The trick is that many newsworthy events—riots, disease outbreaks—says the BBC, are preceded by other other less dramatic news stories. But, by digging through such a vast wealth of stories, these otherwise overlooked associations can be pulled out.
In their research paper, the two scientists say that using a mixture of archived news reports and real-time data, they were able to see links between droughts and storms in parts of Africa and cholera outbreaks.
For example in 1973 the New York Times published news of a drought in Bangladesh, and in 1974 it reported a cholera epidemic.
Following reports of another drought in the same country in 1983, the newspaper again reported cholera deaths in 1984.
“Alerts about a downstream risk of cholera could have been issued nearly a year in advance,” wrote researchers Eric Horvitz, director of Microsoft Research, and Kira Radinsky, PhD student at Technion-Israel Institute of Technology.
This model doesn’t necessarily mean that, for Bangladesh, drought will always lead to cholera. But, by viewing the occurrences with an eye to the future, an impending drought could be a sign to Bangladeshi water managers to keep a closer eye on their treatment programs, or for healthcare workers to be wary of an outbreak.
Similar links between drought and cholera, says MIT’s Technology Review, were identified for Angola.
In similar tests involving forecasts of disease, violence, and a significant numbers of deaths, the system’s warnings were correct between 70 to 90 percent of the time.

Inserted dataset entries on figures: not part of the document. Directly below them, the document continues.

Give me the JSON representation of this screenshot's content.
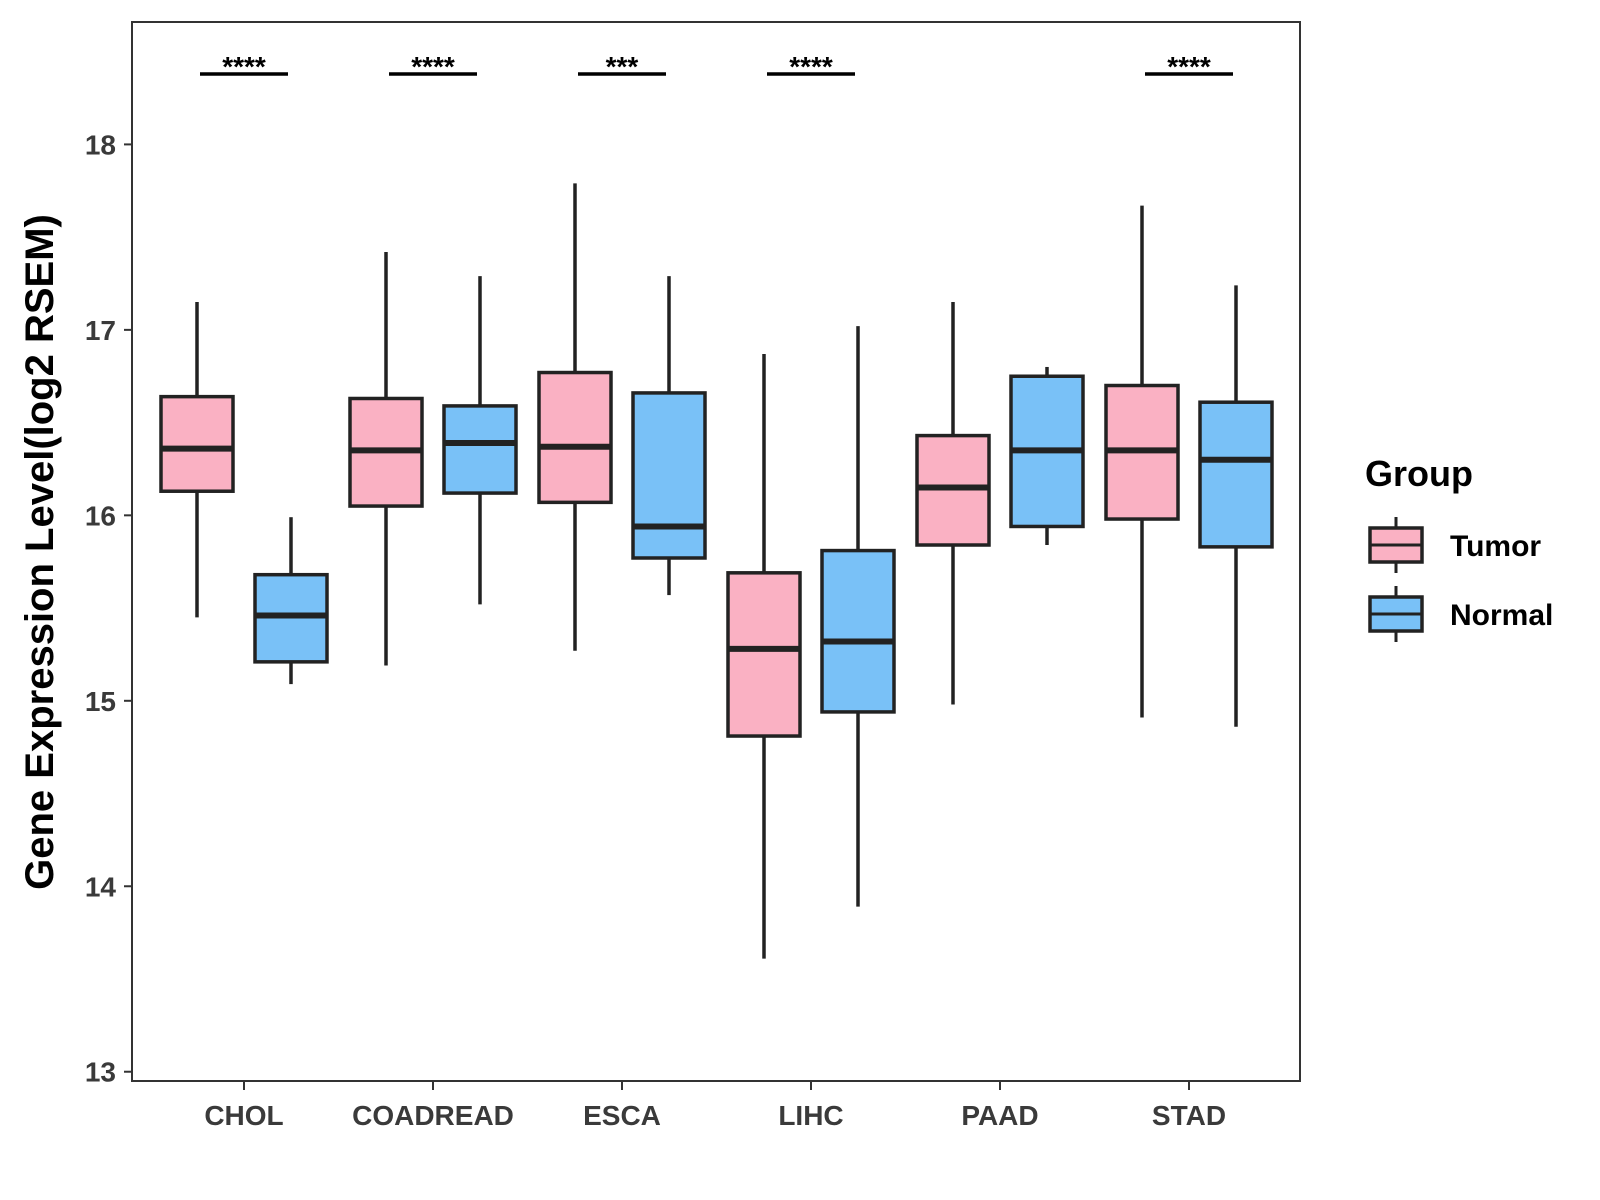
{
  "chart_data": {
    "type": "boxplot",
    "ylabel": "Gene Expression Level(log2 RSEM)",
    "xlabel": "",
    "ylim": [
      12.95,
      18.66
    ],
    "yticks": [
      13,
      14,
      15,
      16,
      17,
      18
    ],
    "categories": [
      "CHOL",
      "COADREAD",
      "ESCA",
      "LIHC",
      "PAAD",
      "STAD"
    ],
    "legend": {
      "title": "Group",
      "position": "right",
      "items": [
        {
          "name": "Tumor",
          "color": "#FAB1C3"
        },
        {
          "name": "Normal",
          "color": "#79C1F7"
        }
      ]
    },
    "series": [
      {
        "name": "Tumor",
        "color": "#FAB1C3",
        "boxes": [
          {
            "category": "CHOL",
            "min": 15.45,
            "q1": 16.13,
            "median": 16.36,
            "q3": 16.64,
            "max": 17.15
          },
          {
            "category": "COADREAD",
            "min": 15.19,
            "q1": 16.05,
            "median": 16.35,
            "q3": 16.63,
            "max": 17.42
          },
          {
            "category": "ESCA",
            "min": 15.27,
            "q1": 16.07,
            "median": 16.37,
            "q3": 16.77,
            "max": 17.79
          },
          {
            "category": "LIHC",
            "min": 13.61,
            "q1": 14.81,
            "median": 15.28,
            "q3": 15.69,
            "max": 16.87
          },
          {
            "category": "PAAD",
            "min": 14.98,
            "q1": 15.84,
            "median": 16.15,
            "q3": 16.43,
            "max": 17.15
          },
          {
            "category": "STAD",
            "min": 14.91,
            "q1": 15.98,
            "median": 16.35,
            "q3": 16.7,
            "max": 17.67
          }
        ]
      },
      {
        "name": "Normal",
        "color": "#79C1F7",
        "boxes": [
          {
            "category": "CHOL",
            "min": 15.09,
            "q1": 15.21,
            "median": 15.46,
            "q3": 15.68,
            "max": 15.99
          },
          {
            "category": "COADREAD",
            "min": 15.52,
            "q1": 16.12,
            "median": 16.39,
            "q3": 16.59,
            "max": 17.29
          },
          {
            "category": "ESCA",
            "min": 15.57,
            "q1": 15.77,
            "median": 15.94,
            "q3": 16.66,
            "max": 17.29
          },
          {
            "category": "LIHC",
            "min": 13.89,
            "q1": 14.94,
            "median": 15.32,
            "q3": 15.81,
            "max": 17.02
          },
          {
            "category": "PAAD",
            "min": 15.84,
            "q1": 15.94,
            "median": 16.35,
            "q3": 16.75,
            "max": 16.8
          },
          {
            "category": "STAD",
            "min": 14.86,
            "q1": 15.83,
            "median": 16.3,
            "q3": 16.61,
            "max": 17.24
          }
        ]
      }
    ],
    "significance": [
      {
        "category": "CHOL",
        "label": "****"
      },
      {
        "category": "COADREAD",
        "label": "****"
      },
      {
        "category": "ESCA",
        "label": "***"
      },
      {
        "category": "LIHC",
        "label": "****"
      },
      {
        "category": "PAAD",
        "label": ""
      },
      {
        "category": "STAD",
        "label": "****"
      }
    ]
  }
}
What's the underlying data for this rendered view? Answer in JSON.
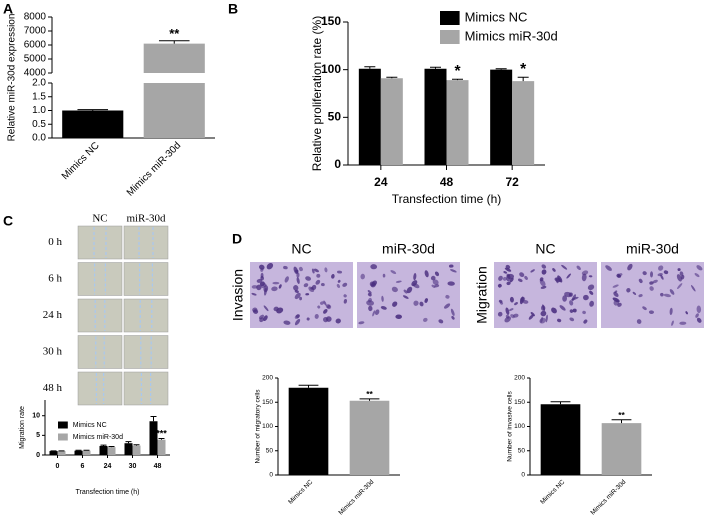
{
  "panel_labels": [
    "A",
    "B",
    "C",
    "D"
  ],
  "scratch_images": {
    "columns": [
      "NC",
      "miR-30d"
    ],
    "rows": [
      "0 h",
      "6 h",
      "24 h",
      "30 h",
      "48 h"
    ]
  },
  "stain_images": {
    "groups": [
      {
        "name": "Invasion",
        "columns": [
          "NC",
          "miR-30d"
        ]
      },
      {
        "name": "Migration",
        "columns": [
          "NC",
          "miR-30d"
        ]
      }
    ]
  },
  "chart_data": [
    {
      "type": "bar",
      "ylabel": "Relative miR-30d expression",
      "categories": [
        "Mimics NC",
        "Mimics miR-30d"
      ],
      "values": [
        1.0,
        6100
      ],
      "errors": [
        0.03,
        200
      ],
      "colors": [
        "#000000",
        "#a6a6a6"
      ],
      "annotations": [
        null,
        "**"
      ],
      "axis_segments": [
        {
          "ylim": [
            0,
            2
          ],
          "yticks": [
            {
              "value": 0,
              "label": "0.0"
            },
            0.5,
            {
              "value": 1,
              "label": "1.0"
            },
            1.5,
            {
              "value": 2,
              "label": "2.0"
            }
          ]
        },
        {
          "ylim": [
            4000,
            8000
          ],
          "yticks": [
            4000,
            5000,
            6000,
            7000,
            8000
          ]
        }
      ]
    },
    {
      "type": "bar",
      "xlabel": "Transfection time (h)",
      "ylabel": "Relative proliferation rate (%)",
      "categories": [
        "24",
        "48",
        "72"
      ],
      "legend": "top",
      "series": [
        {
          "name": "Mimics NC",
          "color": "#000000",
          "values": [
            101,
            101,
            100
          ],
          "errors": [
            2,
            1.5,
            1
          ],
          "annotations": [
            null,
            null,
            null
          ]
        },
        {
          "name": "Mimics miR-30d",
          "color": "#a6a6a6",
          "values": [
            91,
            89,
            88
          ],
          "errors": [
            1,
            1,
            4
          ],
          "annotations": [
            null,
            "*",
            "*"
          ]
        }
      ],
      "ylim": [
        0,
        150
      ],
      "yticks": [
        0,
        50,
        100,
        150
      ]
    },
    {
      "type": "bar",
      "xlabel": "Transfection time (h)",
      "ylabel": "Migration rate",
      "categories": [
        "0",
        "6",
        "24",
        "30",
        "48"
      ],
      "legend": "upper left",
      "series": [
        {
          "name": "Mimics NC",
          "color": "#000000",
          "values": [
            1,
            1.1,
            2.3,
            3.0,
            8.6
          ],
          "errors": [
            0.05,
            0.1,
            0.2,
            0.4,
            1.2
          ],
          "annotations": [
            null,
            null,
            null,
            null,
            null
          ]
        },
        {
          "name": "Mimics miR-30d",
          "color": "#a6a6a6",
          "values": [
            1,
            1.1,
            2.0,
            2.4,
            3.9
          ],
          "errors": [
            0.05,
            0.1,
            0.15,
            0.2,
            0.3
          ],
          "annotations": [
            null,
            null,
            null,
            null,
            "***"
          ]
        }
      ],
      "ylim": [
        0,
        14
      ],
      "yticks": [
        0,
        5,
        10
      ]
    },
    {
      "type": "bar",
      "ylabel": "Number of migratory cells",
      "categories": [
        "Mimics NC",
        "Mimics miR-30d"
      ],
      "values": [
        180,
        153
      ],
      "errors": [
        5,
        4
      ],
      "colors": [
        "#000000",
        "#a6a6a6"
      ],
      "annotations": [
        null,
        "**"
      ],
      "ylim": [
        0,
        200
      ],
      "yticks": [
        0,
        50,
        100,
        150,
        200
      ]
    },
    {
      "type": "bar",
      "ylabel": "Number of invasive cells",
      "categories": [
        "Mimics NC",
        "Mimics miR-30d"
      ],
      "values": [
        146,
        107
      ],
      "errors": [
        5,
        7
      ],
      "colors": [
        "#000000",
        "#a6a6a6"
      ],
      "annotations": [
        null,
        "**"
      ],
      "ylim": [
        0,
        200
      ],
      "yticks": [
        0,
        50,
        100,
        150,
        200
      ]
    }
  ]
}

Techniques like this one are used in science all the time. Neural networks, machine learning and artificial intelligence approaches have helped YouTube discover—without human intervention—what cats are and have helped paleontologists speed up the fossil hunt. Because they can analyze vast swaths of data, computers are particularly well-suited for pulling out some of the non-obvious trends that permeate history. MIT’s Tom Simonite:
Many things about the world have changed in recent decades, but human nature and many aspects of the environment have stayed the same, Horvitz says, so software may be able to learn patterns from even very old data that can suggest what’s ahead. “I’m personally interested in getting data further back in time,” he says.